А Славка Спицын дал согласие. Я не отговаривал его: знал, что работа на трассе порядком его измотала, надоело таскать песок на носилках.

Накануне отъезда Славка, Вася Зубков и еще двое ребят, зачисленных в училище, пришли попрощаться со мной. Я устроил их ночевать в клубе на диванах, потому что машина должна была увезти их рано утром, а из роты было бы далеко тащиться до штаба батальона. Славка, кстати получивший от отца посылку, дал «прощальный ужин».

– Ты не думай, – сказал он, запуская ложку в банку со шпротами, – я все равно вернусь в свой институт.

– Конечно, вернешься, – ответил я.

А сам подумал, что вряд ли он вернется. Славка был не из тех, кто мог оставаться в тени. Скорее всего, из него сделают командира и он навсегда останется в армии.

– Ну, еще два года, – продолжал Славка, – это ведь не страшно, если служба интересно идет. Да?

– Конечно, – сказал я, стараясь не выдать свою печаль. Не хотелось мне расставаться со своим первым другом на Ханко.

Я завел патефон. «В далекий край товарищ улетает», – раздался сдержанный, мужественный баритон Бернеса.

Утром Славка уехал.

Встретились мы снова лишь через двадцать лет – но это уже другая история…

А в середине мая наш батальон расформировали, вернее, разделили на две самостоятельные части. Мы, работники клуба, остались в 21-м батальоне, уменьшенном почти наполовину. Рота за ротой батальон переехал на новое место, ближе к границе. Мы с Беляевым, занятые упаковкой клубного имущества, остались одни в опустевшем лагере.
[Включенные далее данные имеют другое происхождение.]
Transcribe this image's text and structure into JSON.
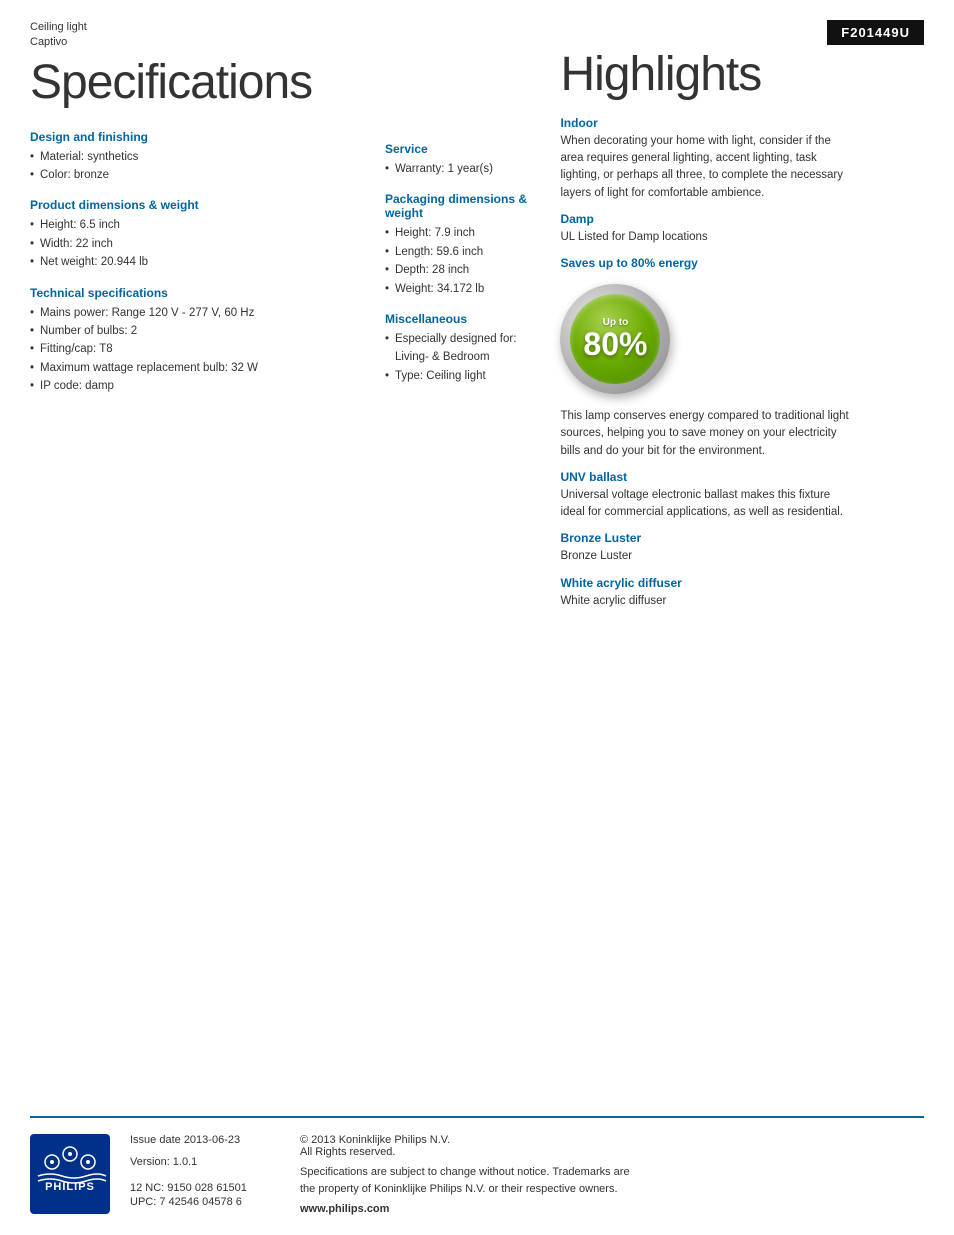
{
  "product": {
    "category": "Ceiling light",
    "subcategory": "Captivo",
    "code": "F201449U"
  },
  "specs_title": "Specifications",
  "highlights_title": "Highlights",
  "design_finishing": {
    "heading": "Design and finishing",
    "items": [
      "Material: synthetics",
      "Color: bronze"
    ]
  },
  "product_dimensions": {
    "heading": "Product dimensions & weight",
    "items": [
      "Height: 6.5 inch",
      "Width: 22 inch",
      "Net weight: 20.944 lb"
    ]
  },
  "technical_specs": {
    "heading": "Technical specifications",
    "items": [
      "Mains power: Range 120 V - 277 V, 60 Hz",
      "Number of bulbs: 2",
      "Fitting/cap: T8",
      "Maximum wattage replacement bulb: 32 W",
      "IP code: damp"
    ]
  },
  "service": {
    "heading": "Service",
    "items": [
      "Warranty: 1 year(s)"
    ]
  },
  "packaging": {
    "heading": "Packaging dimensions & weight",
    "items": [
      "Height: 7.9 inch",
      "Length: 59.6 inch",
      "Depth: 28 inch",
      "Weight: 34.172 lb"
    ]
  },
  "miscellaneous": {
    "heading": "Miscellaneous",
    "items": [
      "Especially designed for: Living- & Bedroom",
      "Type: Ceiling light"
    ]
  },
  "highlights": {
    "indoor": {
      "heading": "Indoor",
      "text": "When decorating your home with light, consider if the area requires general lighting, accent lighting, task lighting, or perhaps all three, to complete the necessary layers of light for comfortable ambience."
    },
    "damp": {
      "heading": "Damp",
      "text": "UL Listed for Damp locations"
    },
    "energy": {
      "heading": "Saves up to 80% energy",
      "badge_up_to": "Up to",
      "badge_percent": "80%",
      "text": "This lamp conserves energy compared to traditional light sources, helping you to save money on your electricity bills and do your bit for the environment."
    },
    "unv_ballast": {
      "heading": "UNV ballast",
      "text": "Universal voltage electronic ballast makes this fixture ideal for commercial applications, as well as residential."
    },
    "bronze_luster": {
      "heading": "Bronze Luster",
      "text": "Bronze Luster"
    },
    "white_diffuser": {
      "heading": "White acrylic diffuser",
      "text": "White acrylic diffuser"
    }
  },
  "footer": {
    "issue_date_label": "Issue date 2013-06-23",
    "version_label": "Version: 1.0.1",
    "nc": "12 NC: 9150 028 61501",
    "upc": "UPC: 7 42546 04578 6",
    "copyright": "© 2013 Koninklijke Philips N.V.",
    "rights": "All Rights reserved.",
    "disclaimer": "Specifications are subject to change without notice. Trademarks are the property of Koninklijke Philips N.V. or their respective owners.",
    "url": "www.philips.com"
  }
}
Мы остались без еды: все кухни батальона дымили уже на новом месте. Но по соседству с кирхой был заброшенный не знаю с какого века погреб, в котором мы обнаружили картошку. Она-то принадлежала XX веку, но выглядела крайне неважно. Все же нам удалось почистить ее, мы развели костер, и Мишка умело ее сварил. Как раз подоспел Лолий с катушкой за плечами – он снимал последние телефонные линии и перед уходом заглянул по привычке в клуб. Он сел с нами есть картошку. Как в старой пионерской песне, она была – объеденье. Лолик заявил, что много приходилось ему есть картошки на своем веку, но такой вкусной он не едал. Польщенный Мишка сказал:

– Это потому, что я вложил в нее свою душу.
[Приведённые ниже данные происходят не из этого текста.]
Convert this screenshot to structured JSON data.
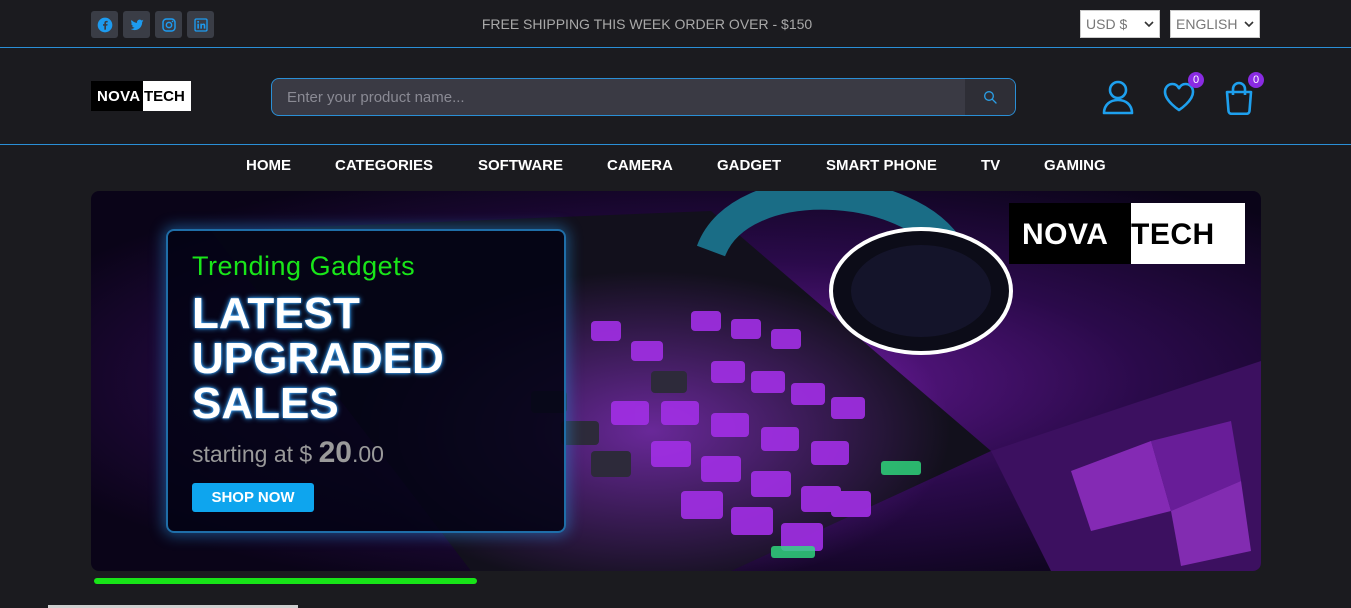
{
  "topbar": {
    "socials": [
      "facebook-icon",
      "twitter-icon",
      "instagram-icon",
      "linkedin-icon"
    ],
    "shipping_text": "FREE SHIPPING THIS WEEK ORDER OVER - $150",
    "currency": "USD $",
    "language": "ENGLISH"
  },
  "header": {
    "logo_part1": "NOVA",
    "logo_part2": "TECH",
    "search_placeholder": "Enter your product name...",
    "wishlist_count": "0",
    "cart_count": "0"
  },
  "nav": {
    "items": [
      "HOME",
      "CATEGORIES",
      "SOFTWARE",
      "CAMERA",
      "GADGET",
      "SMART PHONE",
      "TV",
      "GAMING"
    ]
  },
  "hero": {
    "logo_part1": "NOVA",
    "logo_part2": "TECH",
    "kicker": "Trending Gadgets",
    "headline": "LATEST UPGRADED SALES",
    "price_prefix": "starting at $ ",
    "price_whole": "20",
    "price_cents": ".00",
    "button_label": "SHOP NOW"
  },
  "slider": {
    "progress": 0.33
  },
  "colors": {
    "accent": "#2a8fd6",
    "badge": "#8a2be2",
    "cta": "#0ea5ee",
    "progress": "#18e418",
    "kicker": "#19e619"
  }
}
Мы жили робинзонами несколько вольных дней. Варили или пекли на костре мерзлую картошку. Приспособились ловить в канавах, под корягами, мелкую рыбешку. Делали надрезы на березах и собирали в банки березовый сок – изумительно свежую и как бы слегка подсахаренную водичку. Однажды, собирая хворост для костра, я увидел зайца, выскочившего на поляну. Я замер. Заяц внес бы серьезное разнообразие в наше меню. Но как его взять без ружья? Почти не дыша, я начал подкрадываться к нему, но заяц повел длинными ушами, скосил на меня едва ли не иронический взгляд и, не очень спеша, ускакал в лесную чащу.

Пожалуй, с той далекой, о, какой далекой весны я не испытывал такого великолепного чувства близости к природе.
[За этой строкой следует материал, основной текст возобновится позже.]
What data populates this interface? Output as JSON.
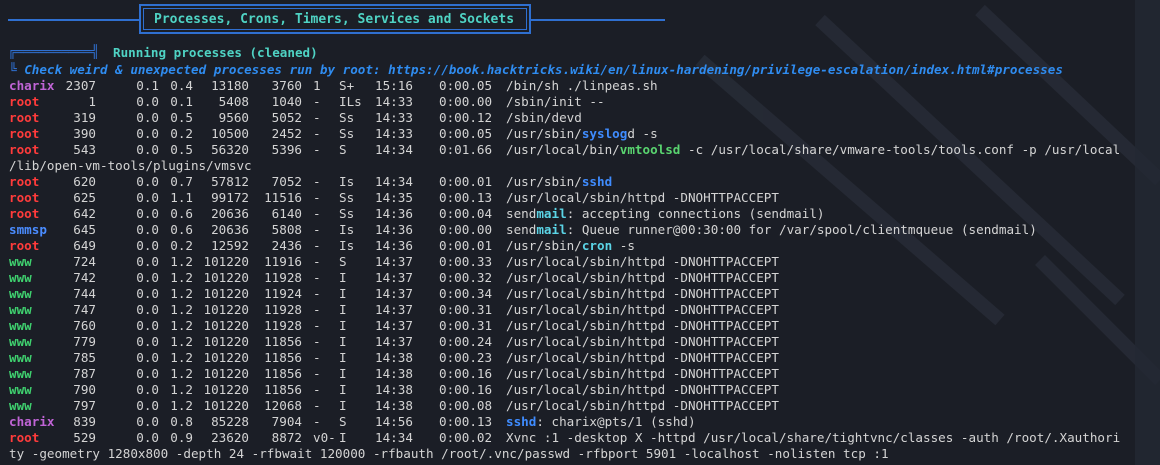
{
  "header": {
    "title": "Processes, Crons, Timers, Services and Sockets"
  },
  "section": {
    "title": "Running processes (cleaned)",
    "check_text": "Check weird & unexpected processes run by root: https://book.hacktricks.wiki/en/linux-hardening/privilege-escalation/index.html#processes",
    "bullet": "╚"
  },
  "processes": [
    {
      "user": "charix",
      "pid": "2307",
      "cpu": "0.1",
      "mem": "0.4",
      "vsz": "13180",
      "rss": "3760",
      "tt": "1",
      "stat": "S+",
      "start": "15:16",
      "time": "0:00.05",
      "cmd_pre": "/bin/sh ./linpeas.sh",
      "cmd_hl": "",
      "cmd_post": ""
    },
    {
      "user": "root",
      "pid": "1",
      "cpu": "0.0",
      "mem": "0.1",
      "vsz": "5408",
      "rss": "1040",
      "tt": "-",
      "stat": "ILs",
      "start": "14:33",
      "time": "0:00.00",
      "cmd_pre": "/sbin/init --",
      "cmd_hl": "",
      "cmd_post": ""
    },
    {
      "user": "root",
      "pid": "319",
      "cpu": "0.0",
      "mem": "0.5",
      "vsz": "9560",
      "rss": "5052",
      "tt": "-",
      "stat": "Ss",
      "start": "14:33",
      "time": "0:00.12",
      "cmd_pre": "/sbin/devd",
      "cmd_hl": "",
      "cmd_post": ""
    },
    {
      "user": "root",
      "pid": "390",
      "cpu": "0.0",
      "mem": "0.2",
      "vsz": "10500",
      "rss": "2452",
      "tt": "-",
      "stat": "Ss",
      "start": "14:33",
      "time": "0:00.05",
      "cmd_pre": "/usr/sbin/",
      "cmd_hl": "syslog",
      "cmd_post": "d -s"
    },
    {
      "user": "root",
      "pid": "543",
      "cpu": "0.0",
      "mem": "0.5",
      "vsz": "56320",
      "rss": "5396",
      "tt": "-",
      "stat": "S",
      "start": "14:34",
      "time": "0:01.66",
      "cmd_pre": "/usr/local/bin/",
      "cmd_hl": "vmtoolsd",
      "cmd_post": " -c /usr/local/share/vmware-tools/tools.conf -p /usr/local",
      "wrap": "/lib/open-vm-tools/plugins/vmsvc"
    },
    {
      "user": "root",
      "pid": "620",
      "cpu": "0.0",
      "mem": "0.7",
      "vsz": "57812",
      "rss": "7052",
      "tt": "-",
      "stat": "Is",
      "start": "14:34",
      "time": "0:00.01",
      "cmd_pre": "/usr/sbin/",
      "cmd_hl": "sshd",
      "cmd_post": ""
    },
    {
      "user": "root",
      "pid": "625",
      "cpu": "0.0",
      "mem": "1.1",
      "vsz": "99172",
      "rss": "11516",
      "tt": "-",
      "stat": "Ss",
      "start": "14:35",
      "time": "0:00.13",
      "cmd_pre": "/usr/local/sbin/httpd -DNOHTTPACCEPT",
      "cmd_hl": "",
      "cmd_post": ""
    },
    {
      "user": "root",
      "pid": "642",
      "cpu": "0.0",
      "mem": "0.6",
      "vsz": "20636",
      "rss": "6140",
      "tt": "-",
      "stat": "Ss",
      "start": "14:36",
      "time": "0:00.04",
      "cmd_pre": "send",
      "cmd_hl": "mail",
      "cmd_post": ": accepting connections (sendmail)"
    },
    {
      "user": "smmsp",
      "pid": "645",
      "cpu": "0.0",
      "mem": "0.6",
      "vsz": "20636",
      "rss": "5808",
      "tt": "-",
      "stat": "Is",
      "start": "14:36",
      "time": "0:00.00",
      "cmd_pre": "send",
      "cmd_hl": "mail",
      "cmd_post": ": Queue runner@00:30:00 for /var/spool/clientmqueue (sendmail)"
    },
    {
      "user": "root",
      "pid": "649",
      "cpu": "0.0",
      "mem": "0.2",
      "vsz": "12592",
      "rss": "2436",
      "tt": "-",
      "stat": "Is",
      "start": "14:36",
      "time": "0:00.01",
      "cmd_pre": "/usr/sbin/",
      "cmd_hl": "cron",
      "cmd_post": " -s"
    },
    {
      "user": "www",
      "pid": "724",
      "cpu": "0.0",
      "mem": "1.2",
      "vsz": "101220",
      "rss": "11916",
      "tt": "-",
      "stat": "S",
      "start": "14:37",
      "time": "0:00.33",
      "cmd_pre": "/usr/local/sbin/httpd -DNOHTTPACCEPT",
      "cmd_hl": "",
      "cmd_post": ""
    },
    {
      "user": "www",
      "pid": "742",
      "cpu": "0.0",
      "mem": "1.2",
      "vsz": "101220",
      "rss": "11928",
      "tt": "-",
      "stat": "I",
      "start": "14:37",
      "time": "0:00.32",
      "cmd_pre": "/usr/local/sbin/httpd -DNOHTTPACCEPT",
      "cmd_hl": "",
      "cmd_post": ""
    },
    {
      "user": "www",
      "pid": "744",
      "cpu": "0.0",
      "mem": "1.2",
      "vsz": "101220",
      "rss": "11924",
      "tt": "-",
      "stat": "I",
      "start": "14:37",
      "time": "0:00.34",
      "cmd_pre": "/usr/local/sbin/httpd -DNOHTTPACCEPT",
      "cmd_hl": "",
      "cmd_post": ""
    },
    {
      "user": "www",
      "pid": "747",
      "cpu": "0.0",
      "mem": "1.2",
      "vsz": "101220",
      "rss": "11928",
      "tt": "-",
      "stat": "I",
      "start": "14:37",
      "time": "0:00.31",
      "cmd_pre": "/usr/local/sbin/httpd -DNOHTTPACCEPT",
      "cmd_hl": "",
      "cmd_post": ""
    },
    {
      "user": "www",
      "pid": "760",
      "cpu": "0.0",
      "mem": "1.2",
      "vsz": "101220",
      "rss": "11928",
      "tt": "-",
      "stat": "I",
      "start": "14:37",
      "time": "0:00.31",
      "cmd_pre": "/usr/local/sbin/httpd -DNOHTTPACCEPT",
      "cmd_hl": "",
      "cmd_post": ""
    },
    {
      "user": "www",
      "pid": "779",
      "cpu": "0.0",
      "mem": "1.2",
      "vsz": "101220",
      "rss": "11856",
      "tt": "-",
      "stat": "I",
      "start": "14:37",
      "time": "0:00.24",
      "cmd_pre": "/usr/local/sbin/httpd -DNOHTTPACCEPT",
      "cmd_hl": "",
      "cmd_post": ""
    },
    {
      "user": "www",
      "pid": "785",
      "cpu": "0.0",
      "mem": "1.2",
      "vsz": "101220",
      "rss": "11856",
      "tt": "-",
      "stat": "I",
      "start": "14:38",
      "time": "0:00.23",
      "cmd_pre": "/usr/local/sbin/httpd -DNOHTTPACCEPT",
      "cmd_hl": "",
      "cmd_post": ""
    },
    {
      "user": "www",
      "pid": "787",
      "cpu": "0.0",
      "mem": "1.2",
      "vsz": "101220",
      "rss": "11856",
      "tt": "-",
      "stat": "I",
      "start": "14:38",
      "time": "0:00.16",
      "cmd_pre": "/usr/local/sbin/httpd -DNOHTTPACCEPT",
      "cmd_hl": "",
      "cmd_post": ""
    },
    {
      "user": "www",
      "pid": "790",
      "cpu": "0.0",
      "mem": "1.2",
      "vsz": "101220",
      "rss": "11856",
      "tt": "-",
      "stat": "I",
      "start": "14:38",
      "time": "0:00.16",
      "cmd_pre": "/usr/local/sbin/httpd -DNOHTTPACCEPT",
      "cmd_hl": "",
      "cmd_post": ""
    },
    {
      "user": "www",
      "pid": "797",
      "cpu": "0.0",
      "mem": "1.2",
      "vsz": "101220",
      "rss": "12068",
      "tt": "-",
      "stat": "I",
      "start": "14:38",
      "time": "0:00.08",
      "cmd_pre": "/usr/local/sbin/httpd -DNOHTTPACCEPT",
      "cmd_hl": "",
      "cmd_post": ""
    },
    {
      "user": "charix",
      "pid": "839",
      "cpu": "0.0",
      "mem": "0.8",
      "vsz": "85228",
      "rss": "7904",
      "tt": "-",
      "stat": "S",
      "start": "14:56",
      "time": "0:00.13",
      "cmd_pre": "",
      "cmd_hl": "sshd",
      "cmd_post": ": charix@pts/1 (sshd)"
    },
    {
      "user": "root",
      "pid": "529",
      "cpu": "0.0",
      "mem": "0.9",
      "vsz": "23620",
      "rss": "8872",
      "tt": "v0-",
      "stat": "I",
      "start": "14:34",
      "time": "0:00.02",
      "cmd_pre": "Xvnc :1 -desktop X -httpd /usr/local/share/tightvnc/classes -auth /root/.Xauthori",
      "cmd_hl": "",
      "cmd_post": "",
      "wrap": "ty -geometry 1280x800 -depth 24 -rfbwait 120000 -rfbauth /root/.vnc/passwd -rfbport 5901 -localhost -nolisten tcp :1"
    }
  ],
  "colors": {
    "background": "#1b1e26",
    "header_border": "#2f6fd0",
    "header_text": "#4fd3c4",
    "charix": "#c064d6",
    "root": "#ff3b3b",
    "smmsp": "#4a8cff",
    "www": "#3fd16f"
  }
}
Но вот в нашу идиллию – как обычно это и бывает – вторглась грубая проза: приехал Жуков на машине, началась погрузка. Мы сделали десятка два рейсов между клубом и железной дорогой. Втроем ворочали тяжеленные ящики и шкафы, грузили клубное имущество на платформу. Измотались отчаянно. Но вот погрузка закончена, паровоз взревел, и мы покатили на новое место. Прощай, тихая кирха на лесной опушке, прощай, нечаянная наша робинзонада!